Gov. Patrick Forms Task Force On School Safety

REVERE, Mass. — While another school shooting shook a community this week — this one in Roswell, N.M. — Massachusetts is forming a task force to improve school safety.

The 20-member committee will lay out guidelines and best practices by this summer for school districts across the state.

The task force, established by Gov. Deval Patrick through an executive order Thursday morning, is made up of representatives from throughout state and local governments.

They include officials from the departments of education, public safety, and health and human services, and will look at what school districts are already doing in order to issue guidelines — not mandates — to districts around Massachusetts.

“In our commonwealth we range from sophisticated cities to rural villages,” the governor said. “Not all circumstances, and indeed not all resources, are uniform.”

Gov. Deval Patrick signs an executive order creating a school safety task force, in Revere on Thursday. (Jack Lepiarz/WBUR)

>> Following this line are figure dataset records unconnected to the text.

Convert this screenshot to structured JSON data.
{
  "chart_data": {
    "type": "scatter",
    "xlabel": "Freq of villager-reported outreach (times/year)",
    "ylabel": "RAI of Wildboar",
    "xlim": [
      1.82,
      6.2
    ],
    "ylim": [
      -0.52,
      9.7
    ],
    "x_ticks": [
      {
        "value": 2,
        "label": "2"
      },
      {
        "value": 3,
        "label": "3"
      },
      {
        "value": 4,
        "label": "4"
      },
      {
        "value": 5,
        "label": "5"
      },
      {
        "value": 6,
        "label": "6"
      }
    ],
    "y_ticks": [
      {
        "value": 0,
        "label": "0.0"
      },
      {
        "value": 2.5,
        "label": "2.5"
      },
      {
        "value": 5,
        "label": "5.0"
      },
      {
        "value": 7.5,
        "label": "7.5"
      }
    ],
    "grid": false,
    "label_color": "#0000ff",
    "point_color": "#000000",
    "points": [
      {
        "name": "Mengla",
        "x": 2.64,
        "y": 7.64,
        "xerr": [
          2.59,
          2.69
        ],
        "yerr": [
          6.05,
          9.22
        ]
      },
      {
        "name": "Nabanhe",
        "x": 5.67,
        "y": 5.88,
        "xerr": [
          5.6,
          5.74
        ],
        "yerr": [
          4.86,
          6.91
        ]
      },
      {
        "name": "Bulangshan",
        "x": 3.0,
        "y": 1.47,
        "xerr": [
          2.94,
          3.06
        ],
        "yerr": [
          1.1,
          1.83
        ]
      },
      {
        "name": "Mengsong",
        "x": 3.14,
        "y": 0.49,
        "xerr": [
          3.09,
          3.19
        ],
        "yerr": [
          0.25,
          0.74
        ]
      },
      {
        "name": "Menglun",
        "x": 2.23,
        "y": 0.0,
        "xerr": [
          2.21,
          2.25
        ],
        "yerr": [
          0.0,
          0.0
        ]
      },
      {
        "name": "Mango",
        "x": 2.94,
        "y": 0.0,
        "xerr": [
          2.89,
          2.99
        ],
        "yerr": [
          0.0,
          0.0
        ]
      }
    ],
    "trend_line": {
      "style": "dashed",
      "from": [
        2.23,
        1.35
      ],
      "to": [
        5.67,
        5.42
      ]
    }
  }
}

Gov. Deval Patrick signs an executive order creating a school safety task force, in Revere on Thursday. (Jack Lepiarz/WBUR)

Patrick made the announcement at Whelan Elementary School here in Revere and then spoke with parents.

They included Debra Digiulio, who asked him if schools should be doing more.

“I just said to him, ‘Listen, you came in today, I came in today, they asked for an ID. Is that enough?’ ” she said.

DiGiulio, who has a son in high school and a daughter in middle school, said she doesn’t want to wait until the summer to see more security.

“The kids are coming in every day, and they’re coming in with backpacks, and I’m afraid of what’s in the backpacks,” she said, calling for metal detectors in all schools. “I think backpacks need to be screened. That’s my major concern.”

Others, like Josh Vadala, the Whelan school’s assistant principal, are not so sure.

“That’s tough,” he said. “It still needs to be a school. It still needs to be a welcoming environment. We’re a school, our primary function is to educate students, but in the forefront of our minds every day is keeping kids safe.”

It’s not clear what funding could go along with this proposal, though education officials have said the state may develop a grant program for schools to implement some security changes.

Patrick said with recent school shootings across the country, Massachusetts residents cannot simply hope it won’t happen here.